Muthu Manikkam accommodated her in one of his houses and fed her. Soon, Muthu Manikkam had an eye on her. He went to her house the night whenever he wanted. The rumour abounded that Muthu Manikkam and Otta Rosa had an affair. Later, Kattaalai's wedding was cancelled when the bride's family came to know about his illness. So Otta Rosa decided to marry Kattaalai. The young couple lived happily but Muthu Manikkam became wicked towards them. Meanwhile, Devaatha became pregnant. What transpires later forms the crux of the story.

== Production ==
The film marked the directorial debut of Sangaman who earlier assisted Bharathiraja. Prakash Raj's role was initially offered to actor Manivannan, who turned down the film citing date issues. The film was initially shelved midway due to financial issues, but was later revived with the help of financier Dharamchand Lungat.

== Soundtrack ==
Th soundtrack was composed by Ilaiyaraaja.

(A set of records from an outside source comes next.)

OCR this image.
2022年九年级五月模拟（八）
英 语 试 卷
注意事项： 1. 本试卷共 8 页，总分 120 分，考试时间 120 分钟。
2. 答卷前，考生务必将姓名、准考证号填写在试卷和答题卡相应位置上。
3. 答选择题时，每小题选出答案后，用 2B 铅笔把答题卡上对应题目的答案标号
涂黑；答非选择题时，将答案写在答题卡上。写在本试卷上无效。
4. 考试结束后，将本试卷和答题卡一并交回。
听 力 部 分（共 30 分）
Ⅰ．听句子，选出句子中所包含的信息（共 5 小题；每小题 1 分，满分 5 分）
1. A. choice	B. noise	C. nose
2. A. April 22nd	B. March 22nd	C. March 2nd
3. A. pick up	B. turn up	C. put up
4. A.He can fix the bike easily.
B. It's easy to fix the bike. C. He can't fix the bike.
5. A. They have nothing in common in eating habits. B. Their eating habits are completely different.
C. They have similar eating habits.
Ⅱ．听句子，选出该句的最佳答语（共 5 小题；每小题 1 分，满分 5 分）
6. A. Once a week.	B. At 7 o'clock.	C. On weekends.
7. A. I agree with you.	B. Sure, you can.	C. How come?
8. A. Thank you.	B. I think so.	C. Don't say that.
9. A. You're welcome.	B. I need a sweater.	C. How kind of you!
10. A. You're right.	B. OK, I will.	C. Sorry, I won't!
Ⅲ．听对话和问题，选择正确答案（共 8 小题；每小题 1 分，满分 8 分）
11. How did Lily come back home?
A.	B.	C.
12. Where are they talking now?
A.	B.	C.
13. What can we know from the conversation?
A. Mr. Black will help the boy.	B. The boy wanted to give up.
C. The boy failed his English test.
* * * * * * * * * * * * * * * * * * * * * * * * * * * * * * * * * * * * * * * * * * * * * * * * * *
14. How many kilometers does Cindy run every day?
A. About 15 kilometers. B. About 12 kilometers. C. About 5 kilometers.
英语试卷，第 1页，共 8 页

| Song | Singer(s) | Lyrics | Duration |
| "Naan Ippa Thaan Vayasukku" | Malaysia Vasudevan | Vaali | 5:09 |
| "Unakkoruthi Poranthiruppaal" | K. S. Chithra | Gangai Amaran | 5:04 |
| "Un Pakkathile" | Ilaiyaraaja, K. Mala | Pulamaipithan | 5:22 |
| "Aalamaram" | P. Unni Krishnan, Bhavatharini | 4:50 |
| "Oru Vaaru Kashtappattu" | Ilaiyaraaja | Gangai Amaran | 5:04 |
| "Adi Unna Kaanaama" | Ilaiyaraaja, R. Sundarrajan | Vaali | 4:49 |

== Reception ==
D. S. Ramanujam of The Hindu wrote, "The inexperience of director Sangaman (story, dialogue, and screenplay are also his) gives way to mistakes in the narration". He added, "Banking on a hero like newcomer Murthy to deliver Kamal Hassan's ``Chappani like role is another mistake. However, manfully Murthy tries to infuse life into the character, it falls flat because of improper guidance".